11 By the time that the Rajasthan High Court dealt with the case, the list of exemptions had been modified to include Chief Justices of High Courts in the list of persons exempted from pre-embarkation security. Even assuming that the intervention of the High Court in such a matter could have been invoked in the first place (though we believe it should not have been) the matter should have rested there. The cause for which the suo moto writ petition was registered was left behind and the episode which led to the invocation of the jurisdiction found no place in the ultimate directions. The direction to include judges of the High Court was unrelated to the very basis on which the jurisdiction under Article 226 was invoked.
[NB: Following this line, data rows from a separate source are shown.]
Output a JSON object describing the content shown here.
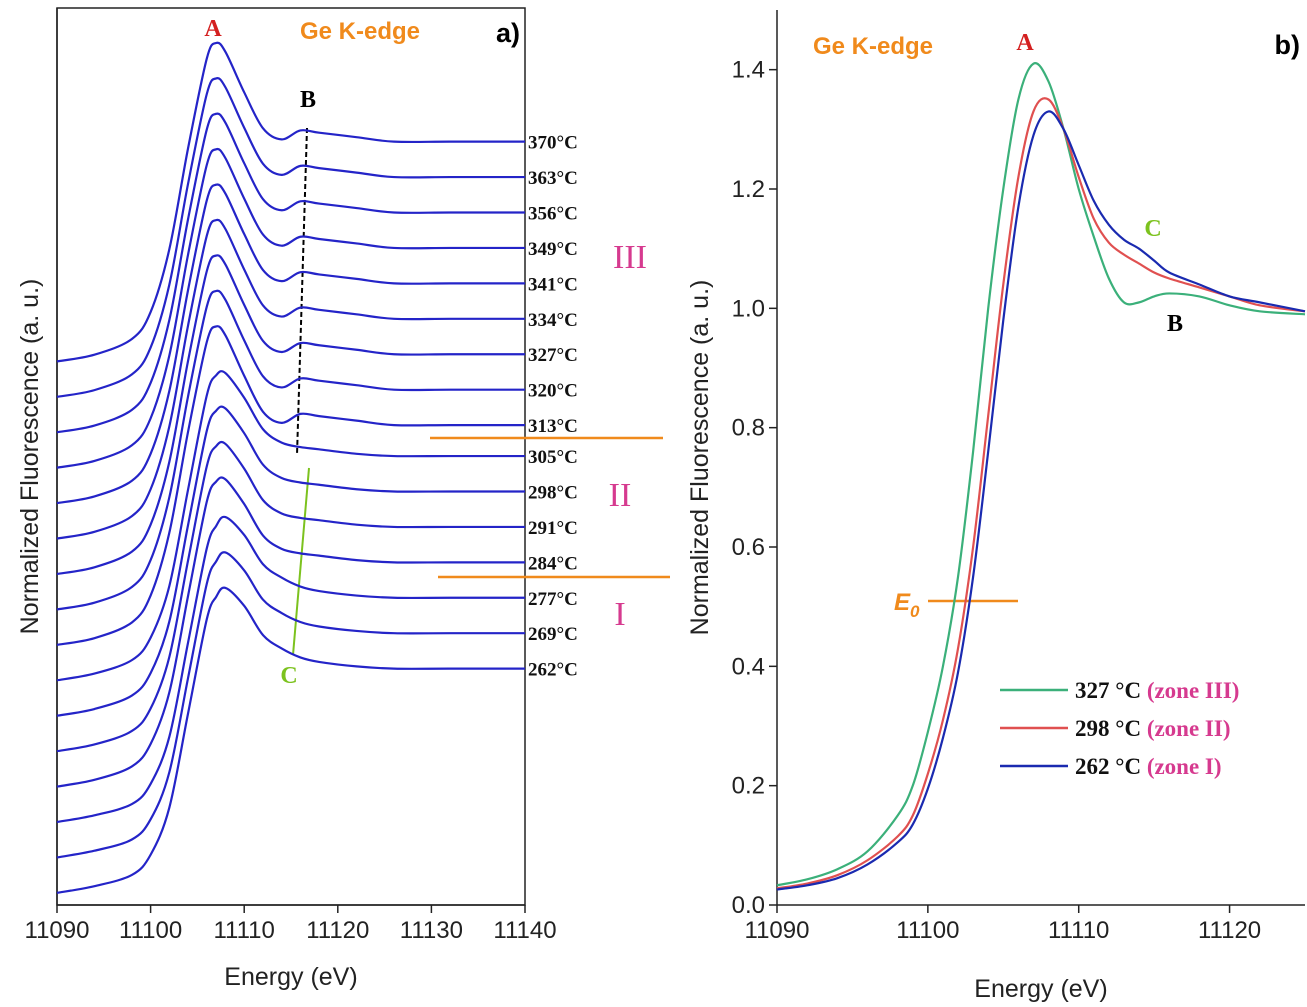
{
  "chart_data": [
    {
      "type": "line",
      "xlabel": "Energy (eV)",
      "ylabel": "Normalized Fluorescence (a. u.)",
      "color": "#2424c8",
      "annotations": [
        "A",
        "B",
        "C",
        "Ge K-edge",
        "a)",
        "III",
        "II",
        "I"
      ],
      "xlim": [
        11090,
        11140
      ],
      "xticks": [
        11090,
        11100,
        11110,
        11120,
        11130,
        11140
      ],
      "ylim": [
        0,
        4
      ],
      "x": [
        11090,
        11094,
        11098,
        11100,
        11102,
        11104,
        11106,
        11107,
        11108,
        11110,
        11112,
        11114,
        11116,
        11118,
        11122,
        11126,
        11132,
        11140
      ],
      "series": [
        {
          "name": "262°C",
          "values": [
            0.054,
            0.084,
            0.134,
            0.224,
            0.434,
            0.854,
            1.274,
            1.374,
            1.414,
            1.334,
            1.204,
            1.144,
            1.104,
            1.084,
            1.064,
            1.054,
            1.054,
            1.054
          ]
        },
        {
          "name": "269°C",
          "values": [
            0.212,
            0.242,
            0.292,
            0.382,
            0.592,
            1.012,
            1.432,
            1.532,
            1.572,
            1.492,
            1.362,
            1.302,
            1.262,
            1.242,
            1.222,
            1.212,
            1.212,
            1.212
          ]
        },
        {
          "name": "277°C",
          "values": [
            0.37,
            0.4,
            0.45,
            0.54,
            0.75,
            1.17,
            1.59,
            1.69,
            1.73,
            1.65,
            1.52,
            1.46,
            1.42,
            1.4,
            1.38,
            1.37,
            1.37,
            1.37
          ]
        },
        {
          "name": "284°C",
          "values": [
            0.528,
            0.558,
            0.618,
            0.718,
            0.948,
            1.378,
            1.798,
            1.888,
            1.898,
            1.788,
            1.648,
            1.588,
            1.568,
            1.558,
            1.538,
            1.528,
            1.528,
            1.528
          ]
        },
        {
          "name": "291°C",
          "values": [
            0.686,
            0.716,
            0.776,
            0.876,
            1.106,
            1.536,
            1.956,
            2.046,
            2.056,
            1.946,
            1.806,
            1.746,
            1.726,
            1.716,
            1.696,
            1.686,
            1.686,
            1.686
          ]
        },
        {
          "name": "298°C",
          "values": [
            0.844,
            0.874,
            0.934,
            1.034,
            1.264,
            1.694,
            2.114,
            2.204,
            2.214,
            2.104,
            1.964,
            1.904,
            1.884,
            1.874,
            1.854,
            1.844,
            1.844,
            1.844
          ]
        },
        {
          "name": "305°C",
          "values": [
            1.002,
            1.032,
            1.092,
            1.192,
            1.422,
            1.852,
            2.272,
            2.362,
            2.372,
            2.262,
            2.122,
            2.062,
            2.042,
            2.032,
            2.012,
            2.002,
            2.002,
            2.002
          ]
        },
        {
          "name": "313°C",
          "values": [
            1.16,
            1.19,
            1.26,
            1.38,
            1.66,
            2.11,
            2.51,
            2.58,
            2.54,
            2.36,
            2.2,
            2.15,
            2.19,
            2.18,
            2.16,
            2.14,
            2.14,
            2.14
          ]
        },
        {
          "name": "320°C",
          "values": [
            1.318,
            1.348,
            1.418,
            1.538,
            1.818,
            2.268,
            2.668,
            2.738,
            2.698,
            2.518,
            2.358,
            2.308,
            2.348,
            2.338,
            2.318,
            2.298,
            2.298,
            2.298
          ]
        },
        {
          "name": "327°C",
          "values": [
            1.476,
            1.506,
            1.576,
            1.696,
            1.976,
            2.426,
            2.826,
            2.896,
            2.856,
            2.676,
            2.516,
            2.466,
            2.506,
            2.496,
            2.476,
            2.456,
            2.456,
            2.456
          ]
        },
        {
          "name": "334°C",
          "values": [
            1.634,
            1.664,
            1.734,
            1.854,
            2.134,
            2.584,
            2.984,
            3.054,
            3.014,
            2.834,
            2.674,
            2.624,
            2.664,
            2.654,
            2.634,
            2.614,
            2.614,
            2.614
          ]
        },
        {
          "name": "341°C",
          "values": [
            1.792,
            1.822,
            1.892,
            2.012,
            2.292,
            2.742,
            3.142,
            3.212,
            3.172,
            2.992,
            2.832,
            2.782,
            2.822,
            2.812,
            2.792,
            2.772,
            2.772,
            2.772
          ]
        },
        {
          "name": "349°C",
          "values": [
            1.95,
            1.98,
            2.05,
            2.17,
            2.45,
            2.9,
            3.3,
            3.37,
            3.33,
            3.15,
            2.99,
            2.94,
            2.98,
            2.97,
            2.95,
            2.93,
            2.93,
            2.93
          ]
        },
        {
          "name": "356°C",
          "values": [
            2.108,
            2.138,
            2.208,
            2.328,
            2.608,
            3.058,
            3.458,
            3.528,
            3.488,
            3.308,
            3.148,
            3.098,
            3.138,
            3.128,
            3.108,
            3.088,
            3.088,
            3.088
          ]
        },
        {
          "name": "363°C",
          "values": [
            2.266,
            2.296,
            2.366,
            2.486,
            2.766,
            3.216,
            3.616,
            3.686,
            3.646,
            3.466,
            3.306,
            3.256,
            3.296,
            3.286,
            3.266,
            3.246,
            3.246,
            3.246
          ]
        },
        {
          "name": "370°C",
          "values": [
            2.424,
            2.454,
            2.524,
            2.644,
            2.924,
            3.374,
            3.774,
            3.844,
            3.804,
            3.624,
            3.464,
            3.414,
            3.454,
            3.444,
            3.424,
            3.404,
            3.404,
            3.404
          ]
        }
      ]
    },
    {
      "type": "line",
      "xlabel": "Energy (eV)",
      "ylabel": "Normalized Fluorescence (a. u.)",
      "legend": "lower right",
      "annotations": [
        "Ge K-edge",
        "b)",
        "A",
        "C",
        "B",
        "E",
        "0"
      ],
      "xlim": [
        11090,
        11125
      ],
      "xticks": [
        11090,
        11100,
        11110,
        11120
      ],
      "ylim": [
        0,
        1.5
      ],
      "yticks": [
        {
          "value": 0,
          "label": "0.0"
        },
        0.2,
        0.4,
        0.6,
        0.8,
        {
          "value": 1,
          "label": "1.0"
        },
        1.2,
        1.4
      ],
      "x": [
        11090,
        11092,
        11094,
        11096,
        11098,
        11099,
        11100,
        11101,
        11102,
        11103,
        11104,
        11105,
        11106,
        11107,
        11108,
        11109,
        11110,
        11111,
        11112,
        11113,
        11114,
        11115,
        11116,
        11118,
        11120,
        11122,
        11125
      ],
      "series": [
        {
          "name": "327 °C",
          "zone": "(zone III)",
          "color": "#3bb07a",
          "values": [
            0.033,
            0.043,
            0.06,
            0.09,
            0.15,
            0.2,
            0.29,
            0.4,
            0.55,
            0.76,
            1.0,
            1.2,
            1.35,
            1.41,
            1.38,
            1.3,
            1.2,
            1.12,
            1.05,
            1.01,
            1.01,
            1.02,
            1.025,
            1.02,
            1.005,
            0.995,
            0.99
          ]
        },
        {
          "name": "298 °C",
          "zone": "(zone II)",
          "color": "#e05050",
          "values": [
            0.028,
            0.036,
            0.05,
            0.075,
            0.115,
            0.15,
            0.22,
            0.31,
            0.43,
            0.6,
            0.82,
            1.04,
            1.22,
            1.33,
            1.35,
            1.3,
            1.22,
            1.15,
            1.11,
            1.09,
            1.075,
            1.06,
            1.05,
            1.035,
            1.02,
            1.005,
            0.995
          ]
        },
        {
          "name": "262 °C",
          "zone": "(zone I)",
          "color": "#1a2ab0",
          "values": [
            0.026,
            0.033,
            0.045,
            0.068,
            0.105,
            0.135,
            0.195,
            0.28,
            0.39,
            0.55,
            0.76,
            0.98,
            1.17,
            1.29,
            1.33,
            1.3,
            1.24,
            1.18,
            1.14,
            1.115,
            1.1,
            1.08,
            1.06,
            1.04,
            1.02,
            1.01,
            0.995
          ]
        }
      ]
    }
  ]
}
But that apart, there is a more fundamental reason why the case should not have been entertained and directions of this nature ought not to have been issued. Matters of security are not issues of prestige. They are not matters of ‘status’. The Union government has adopted the position that the issue as to whether pre-embarkation security exemptions should be granted does not depend only on the warrant of precedence. Among the factors which are borne in mind is that the person who is exempted from pre-embarkation security checks must, according to the government, be secured by such a level of government security on a 24x7 basis, which would virtually preclude the possibility of any prohibited or dangerous items being introduced on board an aircraft through his or her baggage. The security perception of the Union government is that no exemption can be granted to a dignitary if he/she is not under effective government security coverage on a 24x7 basis. Heads of foreign missions in India are exempted from pre-embarkation security checks on a reciprocal basis. We are not called upon to decide upon the legality or justification for the inclusion of the name of any particular individual in the list of exempted persons in these proceedings. What we have said above is to emphasise that the view of the Union government is based on a considered assessment of security perceptions and ought not to have been interfered with in the manner that the High Court did in the exercise of its jurisdiction under Article 226.